В другое время тон Луки Ивановича заставил бы Анну Каранатовну удивиться и струсить немного; но сегодня она приняла его совсем по-другому.
— Ну, уж оставьте, Лука Иванович, точно, в самом деле я не мать, — возразила она, махнув как-то особенно головой, — уж как вы меня шпигуете этой девчонкой!..
— Хорошо-с, — обрезал Лука Иванович, сделавши несколько шагов по комнате, — мне нечего проповедовать вам материнские чувства, если у вас их нет.
— Скажите пожалуйста! — уже совсем резко откликнулась Анна Каранатовна и села почему-то на конец кровати. — Поучения-то вы куда горазды делать, Лука Иванович, позвольте мне вам доложить, а на деле-то — ни тпру, ни ну!
— Что вы этим хотите сказать?
Он продолжал говорить ей «вы»; едва ли не в первый раз случилось это с тех пор, как он начал звать ее просто "Аннушка".
— Да тоже! Мне уж эти разговоры опостылели… — Я — девушка простая, вашим всем тонкостям не обучалась. Для меня тот человек хорош, который что сказал, то и сделал. Вы вот у Настеньки всякие лихие болезни лечите, а что мне нужно, то совсем чужой человек доставляет… даже совестно!..
— Об чем вы это все толкуете, — протянул с гримасой Лука Иванович, подходя к столу и дотрагиваясь пальцами до машинки, — вот про это, что ли?
— Да хоть бы про это… посторонний человек, и тот…
— Надоели вы мне с вашим писарем!.. Ну, сделал он вам презент — и наслаждайтесь им, я вам не мешаю. Только, пожалуйста, в другой раз ведите себя поумнее.
— В чем же это я сглупила, позвольте полюбопытствовать? — спросила совсем уже злобно Анна Каранатовна и поднялась с кровати.
— А в том, что вы вздумали извиниться за меня перед вашим приятелем, когда я об этом вас не просил. Он на меня работает, я ему и плачу: кажется, это ясно.
— Скажите пожалуйста! — язвительно вскричала Анна Каранатовна. — Что же я, духом, что ли, святым могла узнать, что вы где-то красненькую промыслили?.. Знала ведь я, что вы последнюю мне на расход отдали; а тут человек работает… вы приходите и говорите, чтоб он за вами шел… ну, я и подумала: заплатить вам за переписку нечем, так лучше сказать.

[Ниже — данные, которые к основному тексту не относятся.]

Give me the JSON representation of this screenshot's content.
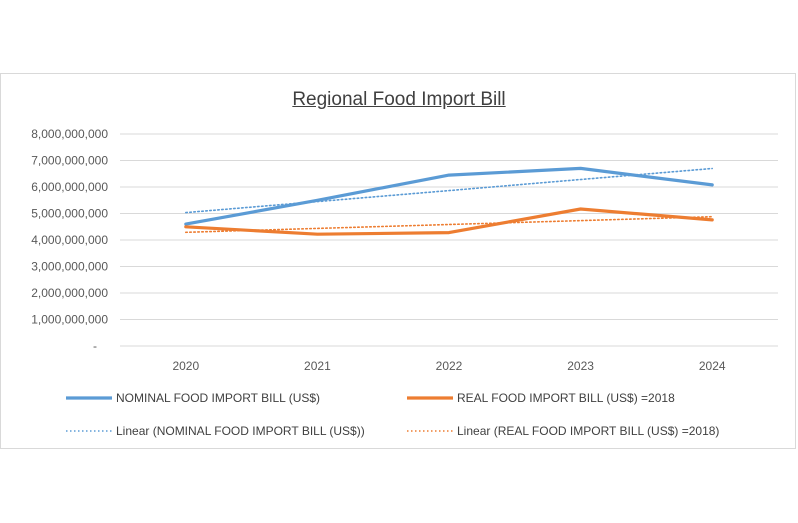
{
  "chart_data": {
    "type": "line",
    "title": "Regional Food Import Bill",
    "categories": [
      "2020",
      "2021",
      "2022",
      "2023",
      "2024"
    ],
    "ylim": [
      0,
      8000000000
    ],
    "yticks": [
      0,
      1000000000,
      2000000000,
      3000000000,
      4000000000,
      5000000000,
      6000000000,
      7000000000,
      8000000000
    ],
    "ytick_labels": [
      "-",
      "1,000,000,000",
      "2,000,000,000",
      "3,000,000,000",
      "4,000,000,000",
      "5,000,000,000",
      "6,000,000,000",
      "7,000,000,000",
      "8,000,000,000"
    ],
    "grid": true,
    "legend_position": "bottom",
    "series": [
      {
        "name": "NOMINAL FOOD IMPORT BILL (US$)",
        "values": [
          4600000000,
          5500000000,
          6450000000,
          6700000000,
          6080000000
        ],
        "color": "#5b9bd5",
        "style": "solid"
      },
      {
        "name": "REAL FOOD IMPORT BILL (US$) =2018",
        "values": [
          4500000000,
          4220000000,
          4280000000,
          5170000000,
          4760000000
        ],
        "color": "#ed7d31",
        "style": "solid"
      },
      {
        "name": "Linear (NOMINAL FOOD IMPORT BILL (US$))",
        "trend_of": 0,
        "color": "#5b9bd5",
        "style": "dotted"
      },
      {
        "name": "Linear (REAL FOOD IMPORT BILL (US$) =2018)",
        "trend_of": 1,
        "color": "#ed7d31",
        "style": "dotted"
      }
    ]
  }
}
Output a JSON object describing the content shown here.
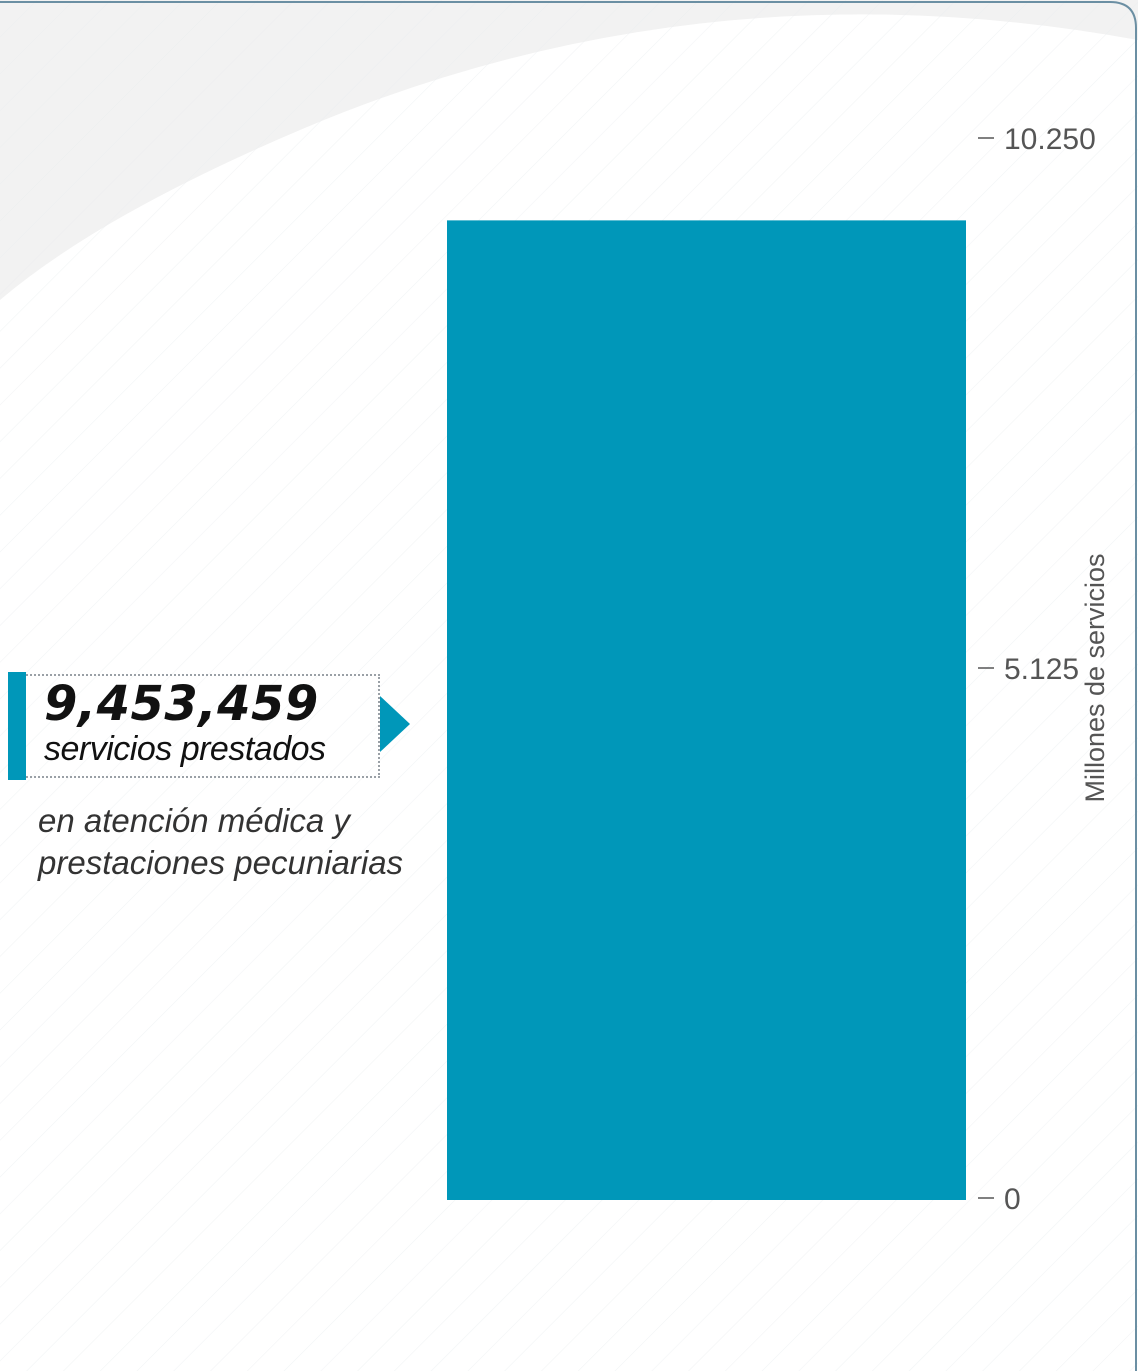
{
  "colors": {
    "bar": "#0097b9",
    "accent": "#0097b9",
    "text": "#111111",
    "axis_text": "#555555",
    "background": "#ffffff",
    "curve": "#f2f2f2",
    "stripes": "#e9ecef",
    "frame": "#6b8fa3"
  },
  "callout": {
    "value": "9,453,459",
    "label": "servicios prestados",
    "description_line1": "en atención médica y",
    "description_line2": "prestaciones pecuniarias"
  },
  "chart_data": {
    "type": "bar",
    "categories": [
      ""
    ],
    "values": [
      9453459
    ],
    "ylabel": "Millones de servicios",
    "ylim": [
      0,
      10250000
    ],
    "yticks": [
      {
        "value": 0,
        "label": "0"
      },
      {
        "value": 5125000,
        "label": "5.125"
      },
      {
        "value": 10250000,
        "label": "10.250"
      }
    ],
    "axis_position": "right",
    "grid": false,
    "legend": "none"
  }
}
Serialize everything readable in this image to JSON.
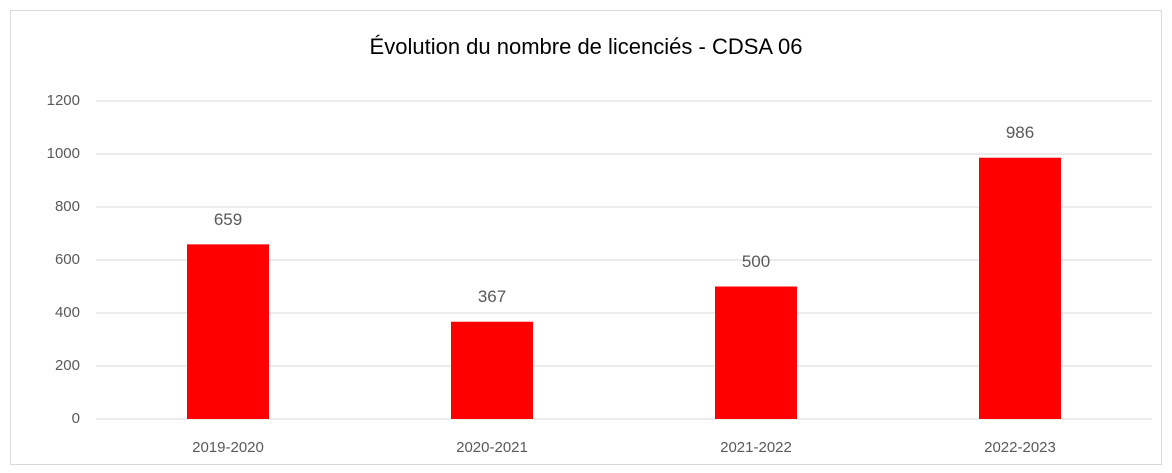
{
  "chart_data": {
    "type": "bar",
    "title": "Évolution du nombre de licenciés - CDSA 06",
    "categories": [
      "2019-2020",
      "2020-2021",
      "2021-2022",
      "2022-2023"
    ],
    "values": [
      659,
      367,
      500,
      986
    ],
    "color": "#ff0000",
    "ylim": [
      0,
      1200
    ],
    "yticks": [
      0,
      200,
      400,
      600,
      800,
      1000,
      1200
    ],
    "grid": true
  }
}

— Все это вздор! — решил Лука Иванович с совершенно новой для него резкостью. — Ни о чем таком я вас не просил.
— Да откуда амбиция у вас явилась!.. Лучше ее, этой самой амбиции, не иметь, чем по рубликам занимать…
— Анна Каранатовна! — остановил ее Лука Иванович глухим голосом и хотел что-то еще сказать, да дверь приотворилась и показалась опять Настенька, протирая глазенки обоими кулачками и морща их против света.
— Вот видите, — показал на нее Лука Иванович, — девочка уже спала в платье, а вы не догадались ее раньше уложить и лекарства, наверное, не давали.
— Ступай спать, ступай, — накинулась было мать на девочку, но сдержала себя, взяла Настеньку за руку и потащила в ее комнатку.
— Извольте дать порошок, слышите! — внушительно и нервно кинул ей вслед Лука Иванович, — и уложить ее хорошенько!..
Она повела только плечом и захлопнула за собою дверь; он взглянул еще раз на стол с машинкой и скорыми шагами вышел.